A simple Lempel–Ziv–Storer–Szymanski (LZSS) encoder written in C++ with a GTK GUI.
This is a simple application that was written to learn C++, learn GTK, and implement a well-known compression method. This program will take an input file and compress it using an LZSS encoding method.
This has been written, compiled, and tested in Linux.
This program can either be compiled or if you are using ax AMD64 Linux machine, you can run the executable.
When the window opens, click on Choose File
to choose the file to encrypt(compress) or decrypt(decompress).
Next, choose the input file.
Once the file is chosen, click on either Encode
or Decode
.
In the dialog that pops up, choose how you want to save the output file and click Save
.
The program will give you a success message once encoding or decoding is complete.
The below image gives the example of compressing A Tale of Two Cities. The more repetition contained within a file, the better compression that can be accomplished with this method.

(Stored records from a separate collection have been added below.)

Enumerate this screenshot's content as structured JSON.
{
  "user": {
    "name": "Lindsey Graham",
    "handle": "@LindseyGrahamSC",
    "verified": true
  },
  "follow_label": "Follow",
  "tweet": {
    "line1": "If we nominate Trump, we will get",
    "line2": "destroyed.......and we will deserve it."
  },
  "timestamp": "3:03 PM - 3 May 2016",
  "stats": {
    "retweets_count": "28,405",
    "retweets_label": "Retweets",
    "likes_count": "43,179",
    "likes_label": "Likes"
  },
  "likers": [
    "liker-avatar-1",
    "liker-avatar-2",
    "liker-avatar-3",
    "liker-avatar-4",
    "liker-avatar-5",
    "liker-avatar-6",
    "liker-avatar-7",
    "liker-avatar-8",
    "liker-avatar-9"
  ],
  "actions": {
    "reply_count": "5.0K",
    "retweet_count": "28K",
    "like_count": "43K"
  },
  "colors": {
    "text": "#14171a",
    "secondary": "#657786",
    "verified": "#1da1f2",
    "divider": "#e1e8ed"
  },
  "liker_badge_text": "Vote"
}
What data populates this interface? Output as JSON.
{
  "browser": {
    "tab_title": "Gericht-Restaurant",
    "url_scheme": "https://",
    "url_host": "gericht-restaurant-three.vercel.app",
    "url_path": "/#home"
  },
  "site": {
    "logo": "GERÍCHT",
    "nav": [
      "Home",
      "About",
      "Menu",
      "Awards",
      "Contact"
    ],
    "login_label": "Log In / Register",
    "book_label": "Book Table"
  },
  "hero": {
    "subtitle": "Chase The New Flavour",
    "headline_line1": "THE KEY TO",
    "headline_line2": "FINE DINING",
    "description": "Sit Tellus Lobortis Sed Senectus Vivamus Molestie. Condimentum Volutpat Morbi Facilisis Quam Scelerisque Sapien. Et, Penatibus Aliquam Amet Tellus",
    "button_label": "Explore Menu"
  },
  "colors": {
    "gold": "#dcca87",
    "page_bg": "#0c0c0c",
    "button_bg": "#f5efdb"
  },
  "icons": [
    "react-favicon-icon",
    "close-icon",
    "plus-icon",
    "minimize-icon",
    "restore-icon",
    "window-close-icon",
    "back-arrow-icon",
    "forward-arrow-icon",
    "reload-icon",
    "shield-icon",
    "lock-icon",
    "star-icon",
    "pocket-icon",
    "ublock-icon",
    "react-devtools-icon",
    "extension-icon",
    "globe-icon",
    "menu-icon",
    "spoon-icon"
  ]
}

Wikipedia contains information on the basics of LZSS. This program implements an LZSS sceme with a window of 4095 bytes and tokens of up to 15 bytes in size.

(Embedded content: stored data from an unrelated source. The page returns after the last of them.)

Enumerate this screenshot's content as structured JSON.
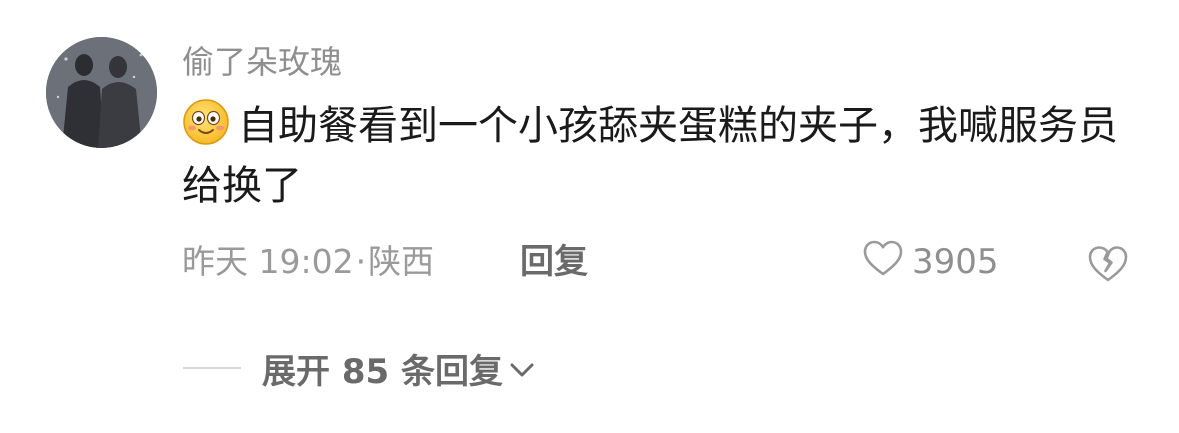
{
  "comment": {
    "username": "偷了朵玫瑰",
    "emoji": "smiley-emoji",
    "text": "自助餐看到一个小孩舔夹蛋糕的夹子，我喊服务员给换了",
    "time": "昨天 19:02",
    "separator": "·",
    "location": "陕西",
    "reply_label": "回复",
    "like_count": "3905",
    "like_icon": "heart-outline-icon",
    "dislike_icon": "broken-heart-icon"
  },
  "expand": {
    "label": "展开 85 条回复",
    "icon": "chevron-down-icon"
  },
  "colors": {
    "text_primary": "#1a1a1a",
    "text_secondary": "#9a9a9a",
    "text_action": "#6a6a6a",
    "divider": "#d9d9d9"
  }
}
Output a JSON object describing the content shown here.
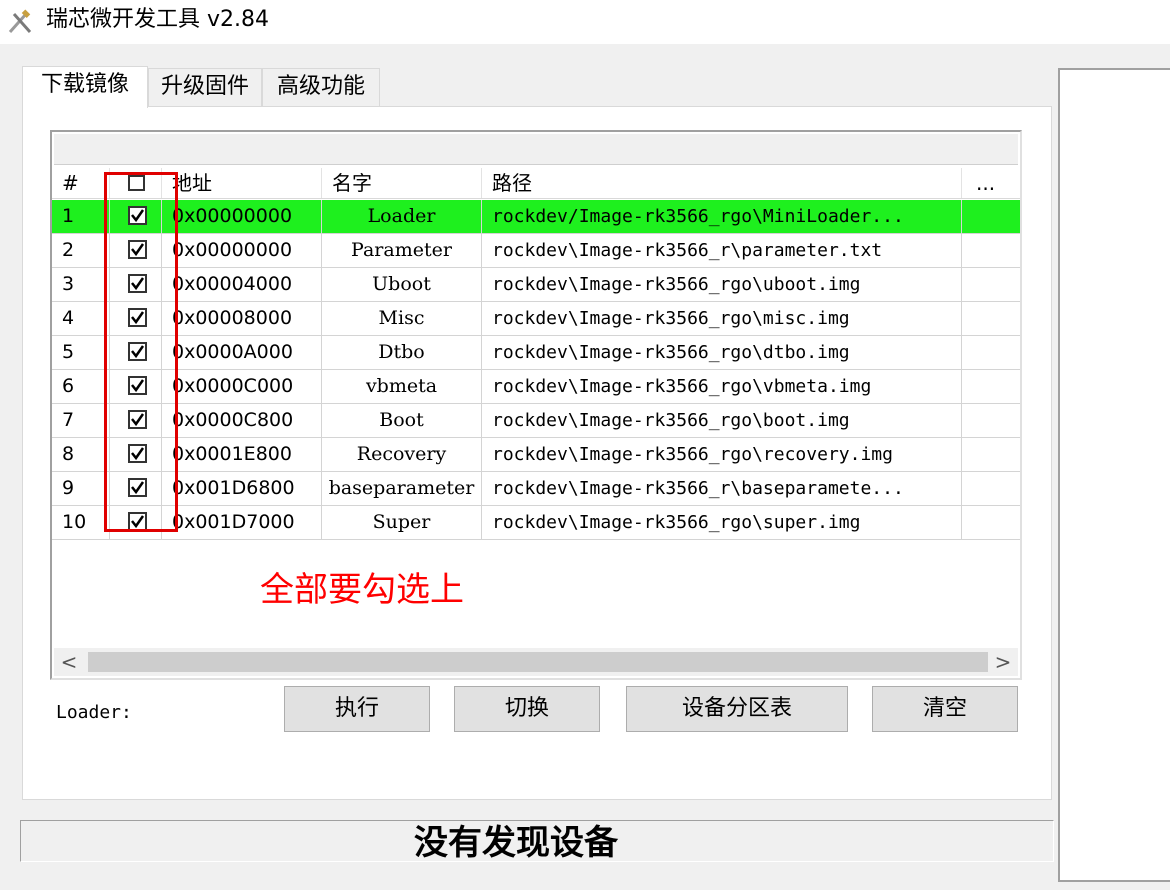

Since LZSS requires that each byte or group of bytes is preceded by a single bit that says whether it is encoded or not, every chunk of eight bytes or groups of bytes are preceded by a byte that contains the encoding bits for the entire chunk.
When a byte is not encoded, a single byte represents the next byte to be written to the file. If a byte is encoded, two bytes contain the distance and size information of the encoded data. The first 12 bits of the pair of bytes contains the distance from the current position where the encoded string of bytes begins. Therefore, the program can look back 4095 bytes. The last 4 bits of the pair of bytes contains the size of the encoded string. Therefore, the program can compress strings of up to 15 bytes.
First Byte | Second Byte |
---|---|
DDDDDDDD | DDDDssss |
The presence of a null ('\0'
, 00000000
) in a data bit signals the end of the encoded data.
This software is released under the MIT License.